“I’ll take your advice gladly,” said Wallace. “When will Quentin Dick be ready to start?”
“In less than an hour. The moon’ll be up soon after that. It’s o’ nae use startin’ on sae dark a nicht till she’s up, for ye’ll hae to cross some nasty grund. Noo, lad, though I’m no a minister, my advice to ye is, to gang doon into the hidy-hole an’ pray aboot this matter. Niver mind the folk ye find there. They’re used to prayin’. It’s my opeenion that if there was less preachin’ an’ mair prayin’, we’d be a’ the better for ’t. It’s a thrawn warld we live in, but we’re bound to mak’ the best o’t.”
Although not much in the habit of engaging in prayer—save at the formal periods of morning and evening—our ex-trooper was just then in the mood to take his friend’s advice. He retired to the place of refuge under Black’s house, where he found several people who had evidently been at the communion on Skeoch Hill. These were engaged in earnest conversation, and took little notice of him as he entered. The place was very dimly lighted. One end of the low vaulted chamber was involved in obscurity. Thither the youth went and knelt down. From infancy his mother had taught him “to say his prayers,” and had sought to induce him to pray. It is probable that the first time he really did so was in that secret chamber where, in much anxiety of soul, he prayed for herself.

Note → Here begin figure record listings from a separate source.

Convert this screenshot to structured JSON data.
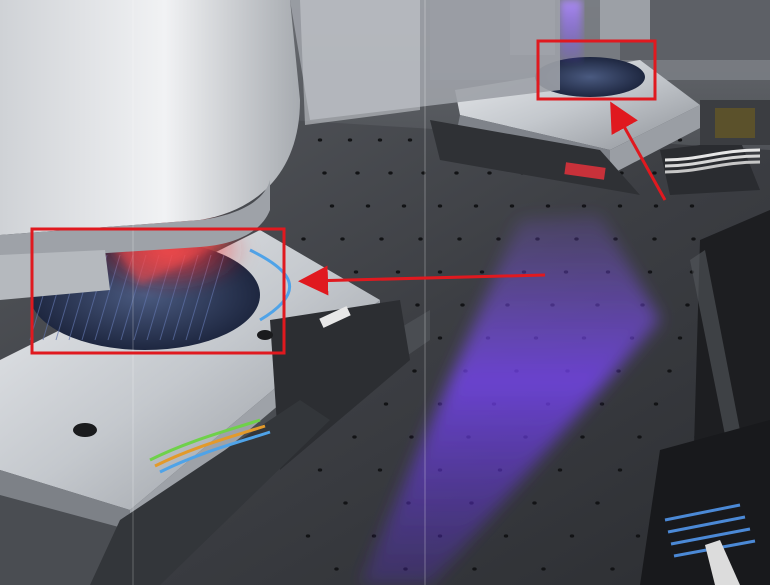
{
  "scene": {
    "caption": "",
    "colors": {
      "table": "#3a3c41",
      "table_edge": "#505359",
      "machine_silver": "#c9ccd1",
      "machine_shadow": "#8e9298",
      "wafer": "#2b3a5c",
      "red_glow": "#ff3a3a",
      "purple_glow": "#7a4bff",
      "annotation_red": "#e0191f"
    }
  },
  "annotations": [
    {
      "kind": "highlight-box",
      "target": "large-wafer-stage"
    },
    {
      "kind": "highlight-box",
      "target": "small-wafer-stage"
    },
    {
      "kind": "arrow",
      "from": "purple-beam",
      "to": "large-wafer-stage"
    },
    {
      "kind": "arrow",
      "from": "cable-connector",
      "to": "small-wafer-stage"
    }
  ]
}
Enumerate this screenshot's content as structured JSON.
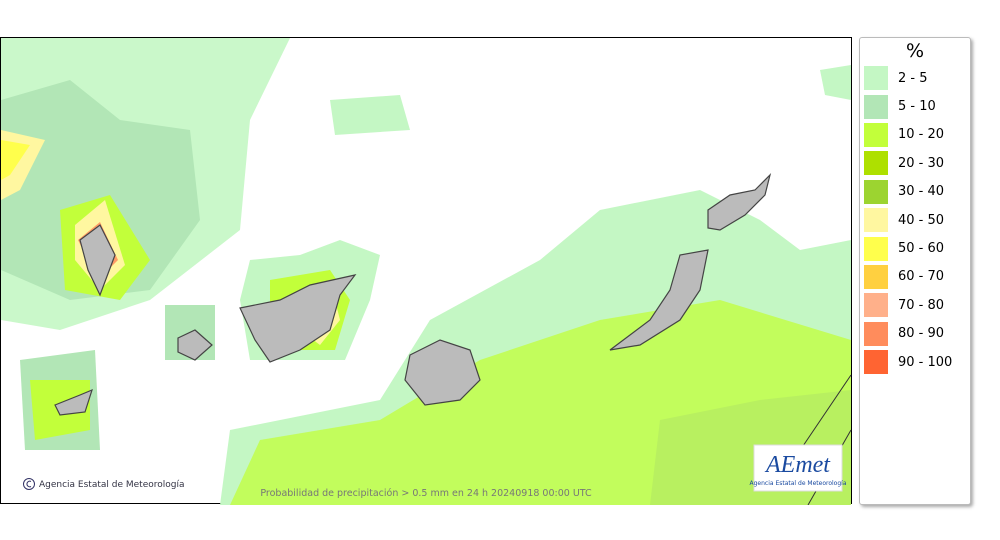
{
  "legend": {
    "title": "%",
    "items": [
      {
        "label": "2 - 5",
        "color": "#c4f7c4"
      },
      {
        "label": "5 - 10",
        "color": "#b2e6b6"
      },
      {
        "label": "10 - 20",
        "color": "#c2ff3a"
      },
      {
        "label": "20 - 30",
        "color": "#aee000"
      },
      {
        "label": "30 - 40",
        "color": "#9cd430"
      },
      {
        "label": "40 - 50",
        "color": "#fff7a0"
      },
      {
        "label": "50 - 60",
        "color": "#ffff4c"
      },
      {
        "label": "60 - 70",
        "color": "#ffd040"
      },
      {
        "label": "70 - 80",
        "color": "#ffb08a"
      },
      {
        "label": "80 - 90",
        "color": "#ff8c5c"
      },
      {
        "label": "90 - 100",
        "color": "#ff6432"
      }
    ]
  },
  "map": {
    "credit": "Agencia Estatal de Meteorología",
    "caption": "Probabilidad de precipitación > 0.5 mm en 24 h 20240918 00:00 UTC",
    "logo": {
      "text": "AEmet",
      "subtitle": "Agencia Estatal de Meteorología"
    }
  }
}
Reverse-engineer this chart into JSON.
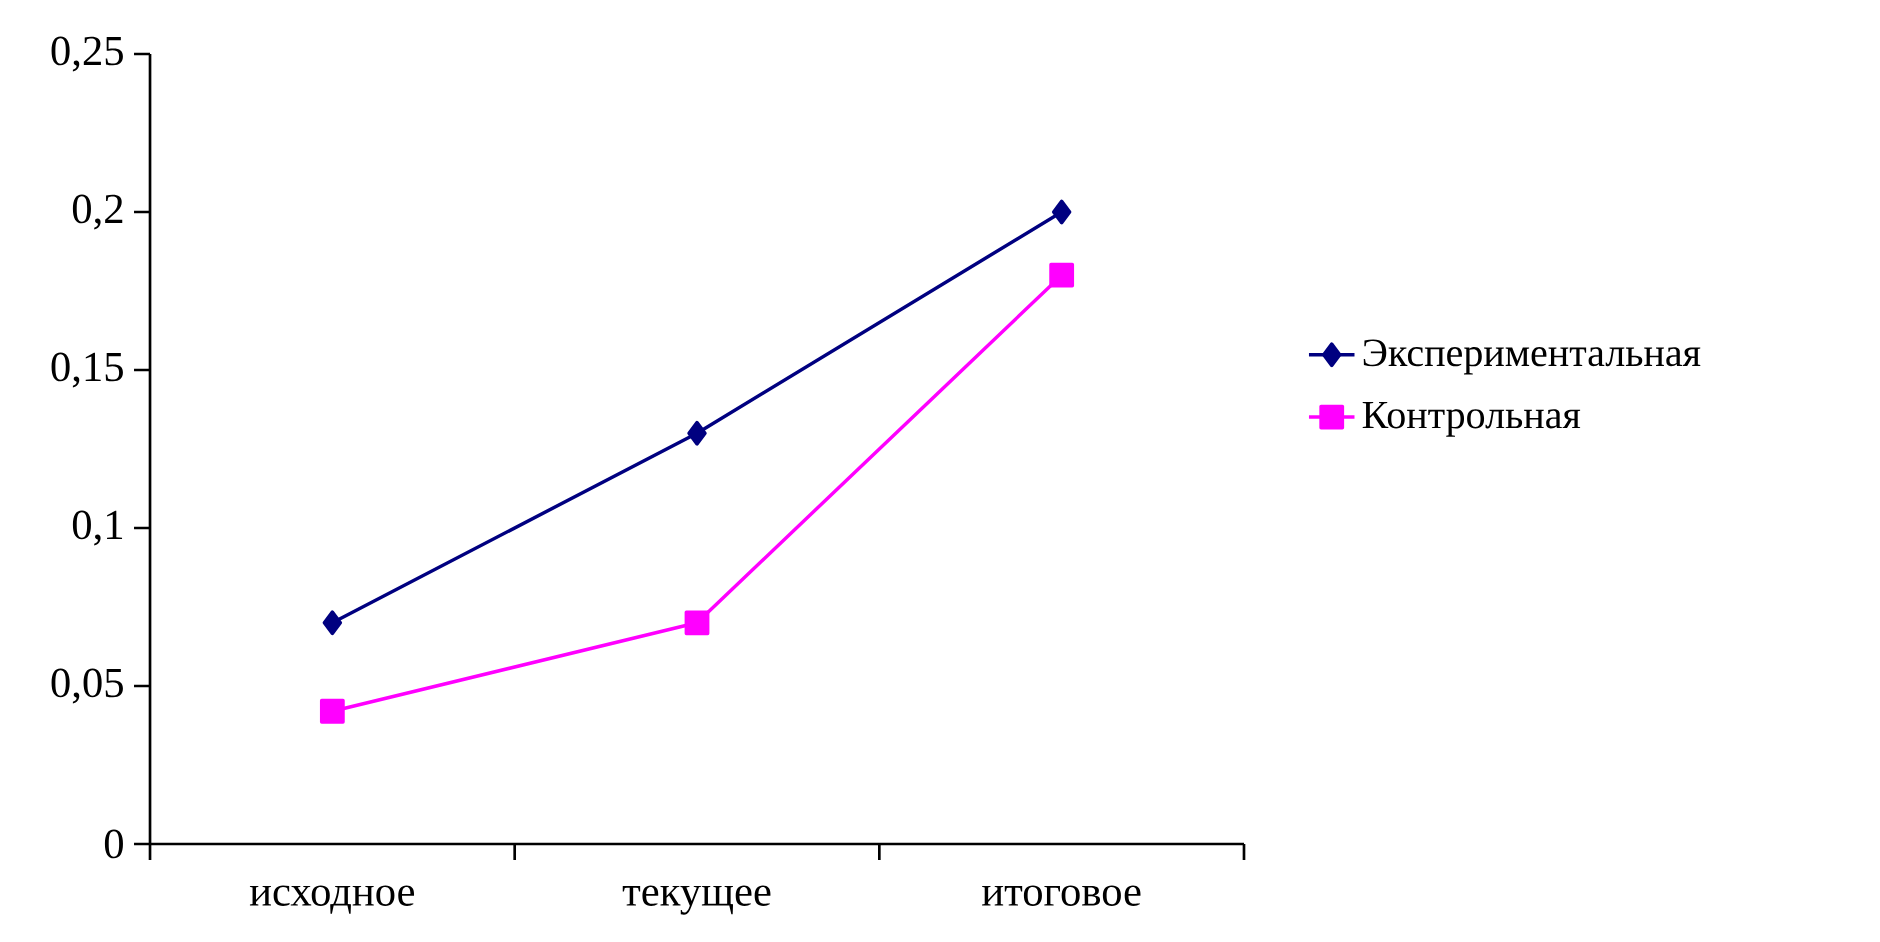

After a hasty but hearty supper, he and Quentin Dick set out on their night journey. They carried nothing with them except two wallets, filled, as Wallace could not help thinking, with a needlessly large amount of provisions. Of course they were unarmed, for they travelled in the capacity of peaceful drovers, with plaids on their shoulders, and the usual staves in their hands.
“One would think we were going to travel for a month in some wilderness, to judge from the weight of our haversacks,” observed Wallace, after trudging along for some time in silence.
“Maybe we’ll be langer than a month,” returned Quentin, “ann the wulderness hereaway is warse than the wulderness that Moses led his folk through. They had manna there. Mony o’ us hae naething here.”
Quentin Dick spoke with cynicism in his tone, for he was a stern straightforward man, on whom injustice told with tremendous power, and who had not yet been taught by adversity to bow his head to man and restrain his indignation.
Before Wallace had time to make any rejoinder, something like the appearance of a group of horsemen in front arrested them. They were still so far distant as to render their tramp inaudible. Indeed they could not have been seen at all in so dark a night but for the fact that in passing over the crest of a hill they were for a moment or two dimly defined against the sky.
“Dragoons—fowr o’ them,” muttered Quentin. “We’ll step aside here an’ let them gang by.”
Clambering up the somewhat rugged side of the road, the two men concealed themselves among the bushes, intending to wait till the troopers should pass.